Algorithmic Foundations of Data Science
Lecture
In the age of "big data" and "advanced analytics", data processing faces new challenges. Queries become more complex and often involve data mining and machine learning tasks, and the scale of the datasets requires new algorithmic approaches.
This course will cover the "theoretical foundations" of modern data processing and analytics. This includes topics from database theory, such as data models, the analysis of query languages, and basic algorithmic and complexity theoretic questions related to query processing. It also includes topics from algorithmic learning theory, such as basic machine learning algorithms, support vector machines, the PAC model, and VC-Dimension. Furthermore, it includes new models of computation on massive datasets, such as the streaming model and the map-reduce paradigm, and algorithms for these models.

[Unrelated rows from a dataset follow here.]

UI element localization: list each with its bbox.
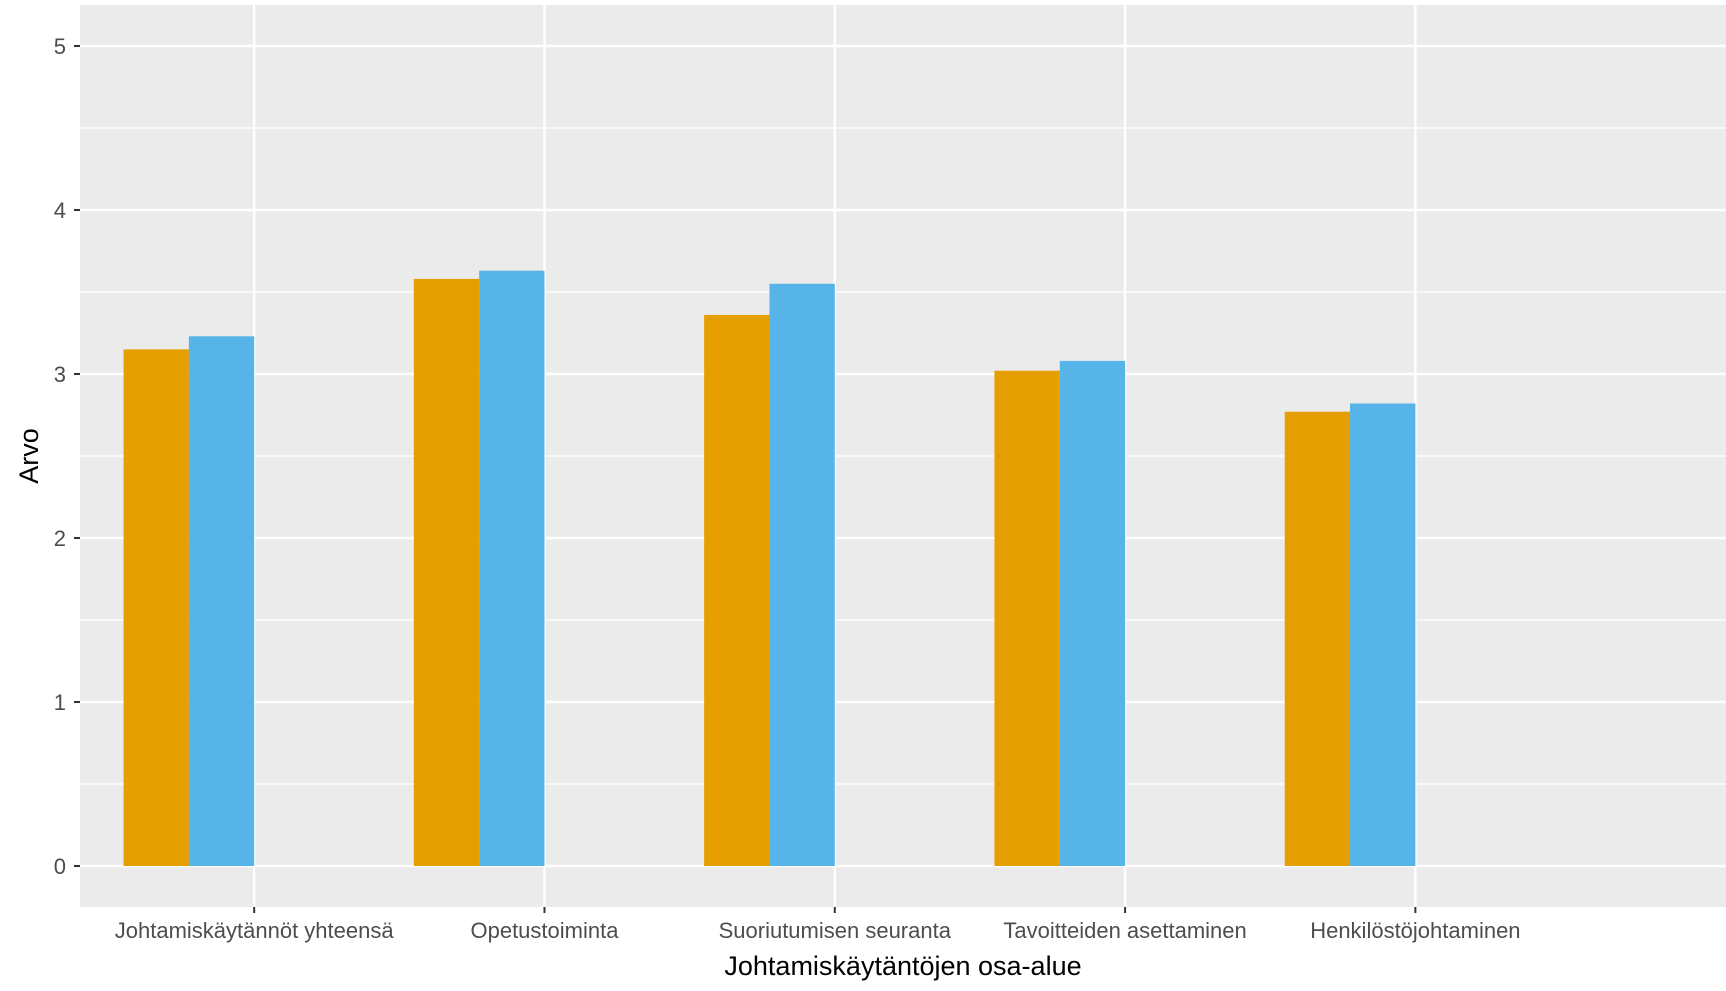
y-tick-label: 4 (54, 198, 66, 223)
bar-series-1 (123, 349, 189, 866)
y-tick-label: 1 (54, 690, 66, 715)
y-axis: 0 1 2 3 4 5 (54, 34, 80, 879)
bar-series-2 (1350, 403, 1416, 866)
x-tick-label: Tavoitteiden asettaminen (1003, 918, 1246, 943)
bar-series-1 (704, 314, 770, 867)
bar-series-2 (479, 270, 545, 866)
bar-series-2 (769, 283, 835, 866)
y-tick-label: 2 (54, 526, 66, 551)
bar-series-1 (413, 278, 480, 866)
bars-group (123, 270, 1416, 867)
y-axis-title: Arvo (14, 428, 44, 484)
y-tick-label: 5 (54, 34, 66, 59)
bar-series-1 (1284, 411, 1351, 866)
x-tick-label: Henkilöstöjohtaminen (1310, 918, 1520, 943)
bar-series-2 (188, 336, 255, 866)
y-tick-label: 3 (54, 362, 66, 387)
bar-series-1 (994, 370, 1060, 866)
x-axis: Johtamiskäytännöt yhteensä Opetustoiminta… (115, 907, 1521, 943)
x-tick-label: Suoriutumisen seuranta (719, 918, 952, 943)
x-tick-label: Johtamiskäytännöt yhteensä (115, 918, 395, 943)
x-axis-title: Johtamiskäytäntöjen osa-alue (724, 951, 1081, 981)
minor-gridlines (80, 127, 1726, 785)
bar-series-2 (1059, 360, 1126, 866)
x-tick-label: Opetustoiminta (470, 918, 619, 943)
y-tick-label: 0 (54, 854, 66, 879)
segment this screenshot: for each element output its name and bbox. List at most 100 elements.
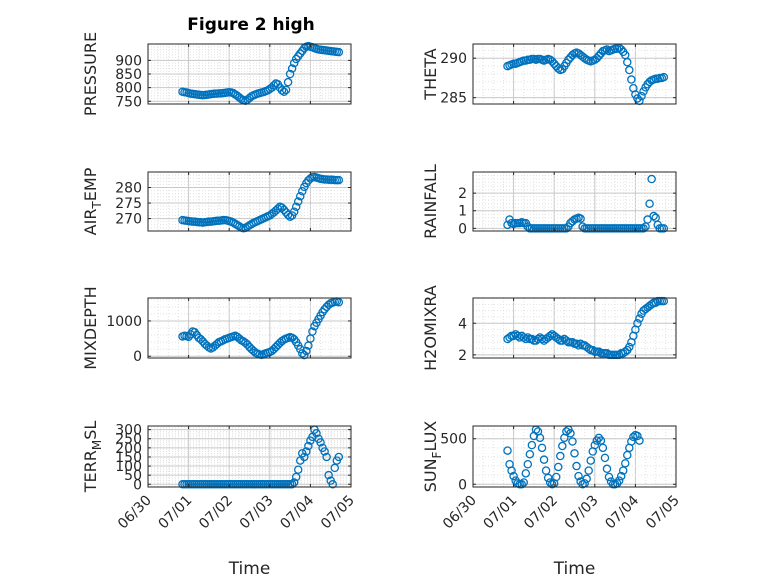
data-point [328, 480, 337, 489]
subplot-5: 0 1000 MIXDEPTH [81, 286, 352, 370]
data-point [281, 85, 291, 95]
data-series [178, 41, 344, 105]
axes-box [147, 171, 352, 232]
data-point [539, 455, 549, 464]
data-point [588, 345, 598, 355]
x-tick-label: 07/01 [481, 493, 521, 533]
data-point [517, 480, 526, 489]
data-series [503, 174, 669, 233]
data-point [572, 339, 581, 349]
data-point [184, 332, 193, 342]
data-point [277, 86, 287, 95]
data-series [503, 43, 669, 106]
data-point [334, 452, 344, 462]
data-point [285, 69, 295, 79]
y-tick-label: 0 [133, 477, 142, 493]
data-point [633, 431, 642, 441]
data-point [533, 334, 543, 344]
data-point [621, 459, 630, 468]
data-point [235, 222, 244, 231]
data-point [519, 478, 529, 487]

We will focus on "computational aspects" of the theory. Statistics, though undoubtedly one of the foundations of data science, will not play a central role in this course.
Homework and Exam
Exercises
There will be two kinds of exercises:
- Biweekly excercises to deepen your understanding about the material presented in the lecture. These exercises will be graded and a successful participation is required to be admitted to the exam.
- In addition, there are weekly e-tests that will be graded. Sufficient marks in these tests will be a prerequisite to participate in the exam.
Exam
There will be a written exam associated to the course. Sufficient marks in the homework assignments and in the e-tests are necessary to participate in the exam. More precise details about the exam will be announced via RWTHmoodle.
Prerequisites
The lecture is offered as a bachelor and master course. There are no formal prerequisites, apart from a certain scientific and mathematical maturity. Depending on your preparation, some topics will be more accessible than others.
For certain homework exercises, you will need some knowledge in programming. The programming language can be chosen freely.
Organisation
The lecture will be taught in a "flipped-classroom" concept, i.e., we will publish multiple learning videos each week which are all roughly 10–15 mins long. The content of these videos will be discussed in a weekly discussion session, which will be held in-person and streamed live via zoom.
The exercise class will be offered in an in-person format.
Some but not all meetings will be recorded for later availability. This largely depends on whether the respective lecture part is "student-focused" and "student-driven" (for example the q&a/discussion session, where we don’t want students to be reluctant with questions because of being recorded).